A Suprainstitutional Network for Remote Extracorporeal Life Support: A Retrospective Cohort Study.

JACC Heart Fail 2016 09 11;4(9):698-708. Epub 2016 May 11.

Department of Cardiovascular Surgery, Heinrich-Heine University Düsseldorf, Düsseldorf, Germany.

Objectives: This study sought to evaluate patient outcome within the Düsseldorf Extracorporeal Life Support (ECLS) Network, a suprainstitutional network for rapid-response remote ECLS and to define survival-based predictors.

Background: Mobile venoarterial extracorporeal membrane oxygenation (vaECMO) used for ECLS has become a treatment option for a patient population with an otherwise fatal prognosis. However, outcome data remain scarce and institutional standards required to manage these patients are still poorly defined.

Methods: This retrospective cohort study analyzes the outcome of 115 patients consecutively treated between July 2011 and October 2014 within the Düsseldorf ECLS Network due to refractory circulatory failure.

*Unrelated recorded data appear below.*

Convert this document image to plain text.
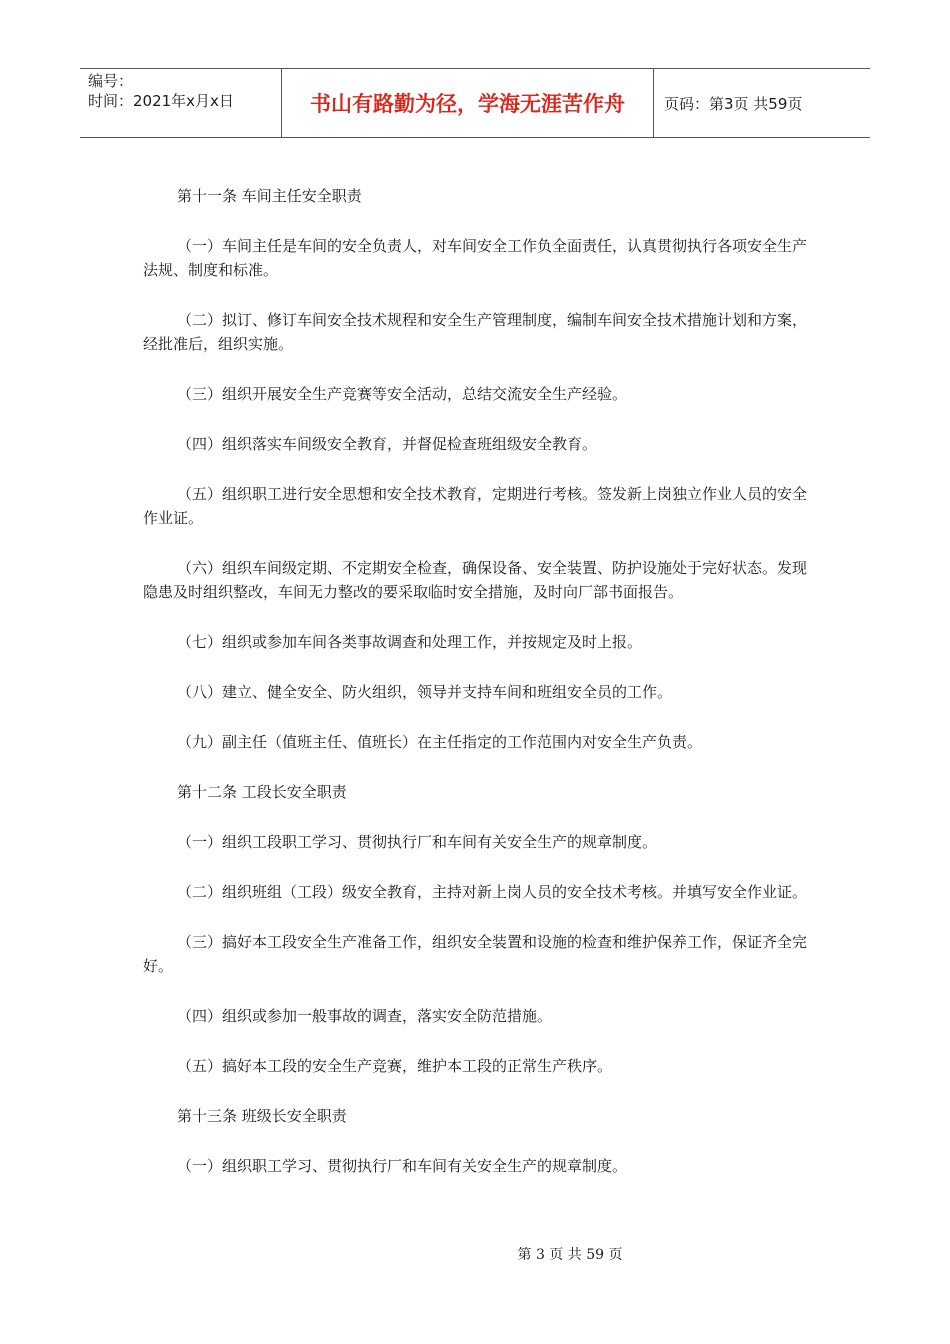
编号：
时间：2021年x月x日	书山有路勤为径，学海无涯苦作舟	页码：第3页 共59页

第十一条 车间主任安全职责

（一）车间主任是车间的安全负责人，对车间安全工作负全面责任，认真贯彻执行各项安全生产法规、制度和标准。

（二）拟订、修订车间安全技术规程和安全生产管理制度，编制车间安全技术措施计划和方案，经批准后，组织实施。

（三）组织开展安全生产竞赛等安全活动，总结交流安全生产经验。

（四）组织落实车间级安全教育，并督促检查班组级安全教育。

（五）组织职工进行安全思想和安全技术教育，定期进行考核。签发新上岗独立作业人员的安全作业证。

（六）组织车间级定期、不定期安全检查，确保设备、安全装置、防护设施处于完好状态。发现隐患及时组织整改，车间无力整改的要采取临时安全措施，及时向厂部书面报告。

（七）组织或参加车间各类事故调查和处理工作，并按规定及时上报。

（八）建立、健全安全、防火组织，领导并支持车间和班组安全员的工作。

（九）副主任（值班主任、值班长）在主任指定的工作范围内对安全生产负责。

第十二条 工段长安全职责

（一）组织工段职工学习、贯彻执行厂和车间有关安全生产的规章制度。

（二）组织班组（工段）级安全教育，主持对新上岗人员的安全技术考核。并填写安全作业证。

（三）搞好本工段安全生产准备工作，组织安全装置和设施的检查和维护保养工作，保证齐全完好。

（四）组织或参加一般事故的调查，落实安全防范措施。

（五）搞好本工段的安全生产竞赛，维护本工段的正常生产秩序。

第十三条 班级长安全职责

（一）组织职工学习、贯彻执行厂和车间有关安全生产的规章制度。

第 3 页 共 59 页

Results: Of the 115 patients (56 ± 15 years of age, vaECMO initiation under cardiopulmonary resuscitation [CPR] 77%, CPR duration 45 [range 5 to 90] min), 50 patients (44%) survived to primary discharge and 38 patients (33%) were alive after a median follow-up of 1.5 years (95% confidence interval [CI]: 1.2 to 1.7). Thirty-seven (97%) of the long-term survivors showed a favorable neurological outcome. Risk factors associated with mortality during vaECMO were CPR duration (hazard ratio [HR]: 1.006; 95% CI: 1.00 to 1.01) and ischemic stroke (HR: 2.63; 95% CI: 1.52 to 4.56). Risk factors associated with mortality after vaECMO weaning were renal failure (HR: 6.60; 95% CI: 2.72 to 16.01) and sepsis (HR: 3.6; 95% CI: 1.50 to 8.69). Visceral ischemia had a negative impact (HR: 0.30; 95% CI: 0.11 to 0.84) whereas assist device implantation promoted successful vaECMO weaning (HR: 2.95; 95% CI: 1.65 to 5.25). Further, 3 distinct risk groups with significant differences in survival could be identified, demonstrating that in patients with no or short CPR mortality was not conditioned by age, whereas in patients with prolonged CPR young age was associated with increased survival.

Conclusions: This study illustrates the implementation of a suprainstitutional ECLS Network. Further, our data suggest that mobile vaECMO is beneficial for a larger patient population than actually expected, especially regarding young patients presenting with prolonged CPR or patients regardless of age with no or short CPR.